Housing affordability hits a 10-year low according to a report by the NAHB
According to RisMedia, the NAHB association released its NAHB/ Well Fargo Housing Opportunity Index (HOI) report on Feb. 8, which found that 54.2% of new and existing homes sold between the start of October and the end of December were affordable to families earning the U.S. median income of $79,900. That marks the lowest affordability level recorded since the first quarter of 2012, according to NAHB experts.
“Supply chain disruptions stemming from labor shortages, to lumber, to home appliances and other building materials, are delaying construction times and contributing to higher home prices,” said NAHB chairman, Chuck Fowke, in a statement.
The report shows that the national median home price increased to a record $360,000 in the fourth quarter—up by $5,000 from the third quarter last year and $40,000 from the start of 2021.

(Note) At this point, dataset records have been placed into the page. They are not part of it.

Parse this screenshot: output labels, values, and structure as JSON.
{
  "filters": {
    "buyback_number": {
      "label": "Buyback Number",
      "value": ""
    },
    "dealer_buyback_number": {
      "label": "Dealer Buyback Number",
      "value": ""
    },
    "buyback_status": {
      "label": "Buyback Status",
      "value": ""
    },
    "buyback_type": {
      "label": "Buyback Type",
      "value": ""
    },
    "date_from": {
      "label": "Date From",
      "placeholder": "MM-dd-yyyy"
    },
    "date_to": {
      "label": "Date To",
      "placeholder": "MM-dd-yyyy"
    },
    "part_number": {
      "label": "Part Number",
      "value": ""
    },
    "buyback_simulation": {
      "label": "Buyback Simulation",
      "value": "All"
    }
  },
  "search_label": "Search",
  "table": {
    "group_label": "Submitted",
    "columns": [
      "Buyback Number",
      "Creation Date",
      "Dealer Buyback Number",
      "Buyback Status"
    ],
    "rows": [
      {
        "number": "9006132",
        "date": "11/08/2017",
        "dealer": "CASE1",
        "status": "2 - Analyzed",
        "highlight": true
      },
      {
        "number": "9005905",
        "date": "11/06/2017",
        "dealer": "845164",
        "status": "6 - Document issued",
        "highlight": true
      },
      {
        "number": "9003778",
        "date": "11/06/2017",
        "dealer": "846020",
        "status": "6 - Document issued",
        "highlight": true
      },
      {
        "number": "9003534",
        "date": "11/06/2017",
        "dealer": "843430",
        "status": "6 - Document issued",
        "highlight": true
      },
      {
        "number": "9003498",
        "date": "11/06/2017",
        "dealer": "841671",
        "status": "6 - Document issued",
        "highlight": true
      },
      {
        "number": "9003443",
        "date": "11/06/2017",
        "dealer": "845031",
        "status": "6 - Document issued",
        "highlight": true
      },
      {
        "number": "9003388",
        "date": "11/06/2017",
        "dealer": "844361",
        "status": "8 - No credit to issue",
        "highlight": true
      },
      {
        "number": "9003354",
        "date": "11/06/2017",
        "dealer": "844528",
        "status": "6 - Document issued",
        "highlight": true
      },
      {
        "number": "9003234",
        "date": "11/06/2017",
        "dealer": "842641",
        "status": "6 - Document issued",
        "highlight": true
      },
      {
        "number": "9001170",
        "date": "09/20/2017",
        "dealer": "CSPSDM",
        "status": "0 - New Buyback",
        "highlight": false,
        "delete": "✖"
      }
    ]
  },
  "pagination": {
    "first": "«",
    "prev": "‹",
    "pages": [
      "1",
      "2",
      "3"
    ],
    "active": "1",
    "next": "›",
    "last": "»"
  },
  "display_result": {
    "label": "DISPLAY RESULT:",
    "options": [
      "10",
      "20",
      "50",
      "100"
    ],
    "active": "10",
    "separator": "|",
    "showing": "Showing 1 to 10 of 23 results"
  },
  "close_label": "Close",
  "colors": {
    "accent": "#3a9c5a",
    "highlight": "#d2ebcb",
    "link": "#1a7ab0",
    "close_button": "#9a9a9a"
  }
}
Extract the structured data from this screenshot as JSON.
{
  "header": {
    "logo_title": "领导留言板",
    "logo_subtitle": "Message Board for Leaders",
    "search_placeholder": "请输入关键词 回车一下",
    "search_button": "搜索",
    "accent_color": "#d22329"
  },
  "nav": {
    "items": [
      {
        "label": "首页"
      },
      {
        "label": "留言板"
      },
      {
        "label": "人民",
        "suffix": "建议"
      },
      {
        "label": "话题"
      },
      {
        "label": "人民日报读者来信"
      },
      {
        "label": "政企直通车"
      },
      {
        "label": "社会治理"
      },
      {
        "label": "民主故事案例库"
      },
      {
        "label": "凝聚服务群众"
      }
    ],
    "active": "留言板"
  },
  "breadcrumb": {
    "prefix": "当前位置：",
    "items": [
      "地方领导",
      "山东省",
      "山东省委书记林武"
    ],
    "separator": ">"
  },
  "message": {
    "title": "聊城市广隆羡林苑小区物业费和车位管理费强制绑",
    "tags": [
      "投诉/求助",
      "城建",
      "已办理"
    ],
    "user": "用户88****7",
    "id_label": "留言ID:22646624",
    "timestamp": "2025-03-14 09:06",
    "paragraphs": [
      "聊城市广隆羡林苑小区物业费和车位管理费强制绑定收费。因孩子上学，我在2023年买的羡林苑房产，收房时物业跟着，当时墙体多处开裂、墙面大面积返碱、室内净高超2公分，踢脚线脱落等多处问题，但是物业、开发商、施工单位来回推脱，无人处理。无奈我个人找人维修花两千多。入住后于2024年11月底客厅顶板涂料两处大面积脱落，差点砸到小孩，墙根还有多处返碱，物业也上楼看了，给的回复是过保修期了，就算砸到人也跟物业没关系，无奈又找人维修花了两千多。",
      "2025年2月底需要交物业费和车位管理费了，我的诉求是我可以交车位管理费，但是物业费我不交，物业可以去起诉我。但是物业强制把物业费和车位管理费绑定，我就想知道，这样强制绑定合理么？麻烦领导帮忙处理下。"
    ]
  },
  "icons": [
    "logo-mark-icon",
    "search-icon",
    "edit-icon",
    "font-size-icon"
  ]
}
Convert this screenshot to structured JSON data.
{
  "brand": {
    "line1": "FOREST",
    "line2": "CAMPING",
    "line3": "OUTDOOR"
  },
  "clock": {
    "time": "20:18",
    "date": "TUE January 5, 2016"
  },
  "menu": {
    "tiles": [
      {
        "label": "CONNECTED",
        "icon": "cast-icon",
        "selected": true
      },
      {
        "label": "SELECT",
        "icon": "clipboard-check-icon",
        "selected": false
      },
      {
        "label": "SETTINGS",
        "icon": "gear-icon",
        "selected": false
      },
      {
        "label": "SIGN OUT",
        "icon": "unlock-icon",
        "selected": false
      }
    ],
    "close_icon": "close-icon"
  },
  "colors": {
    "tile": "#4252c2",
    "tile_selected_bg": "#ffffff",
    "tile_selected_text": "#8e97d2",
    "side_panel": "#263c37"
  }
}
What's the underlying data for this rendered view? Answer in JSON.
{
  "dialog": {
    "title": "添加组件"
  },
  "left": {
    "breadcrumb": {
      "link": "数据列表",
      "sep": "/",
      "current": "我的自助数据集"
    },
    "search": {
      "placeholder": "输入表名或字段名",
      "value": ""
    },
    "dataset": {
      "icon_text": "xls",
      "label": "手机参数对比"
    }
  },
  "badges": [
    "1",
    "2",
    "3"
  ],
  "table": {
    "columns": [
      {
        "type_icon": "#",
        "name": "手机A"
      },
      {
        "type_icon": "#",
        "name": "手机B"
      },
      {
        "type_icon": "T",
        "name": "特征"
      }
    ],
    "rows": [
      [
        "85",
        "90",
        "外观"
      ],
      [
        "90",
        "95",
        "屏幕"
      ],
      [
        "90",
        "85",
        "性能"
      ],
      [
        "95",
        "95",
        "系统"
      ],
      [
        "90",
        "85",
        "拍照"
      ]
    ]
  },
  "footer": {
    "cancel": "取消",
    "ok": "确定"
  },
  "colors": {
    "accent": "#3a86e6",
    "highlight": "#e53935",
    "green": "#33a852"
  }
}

At the same time, mortgage rates climbed from 2.95% in the third quarter to 3.16% in Q4. Based on recent Freddie Mac reports, rates have surpassed 3.5%, which NAHB notes will further affect affordability later this year.
Recent activity by the Federal Reserve, which could make its first of several interest rate hikes as early as March, won’t help the affordability situation either, according to NAHB chief economist, Robert Dietz.
“To help ease growing affordability problems, policymakers must take steps to help builders to increase production to meet strong demand and stem the rapid climb in home prices that has taken place over the past year,” Dietz said in a statement.
In a separate interview with RISMedia, Dietz also indicates that higher construction costs continue to challenge the ability of builders to reduce the large housing deficit the country faces, measuring at least one million homes as a shortfall.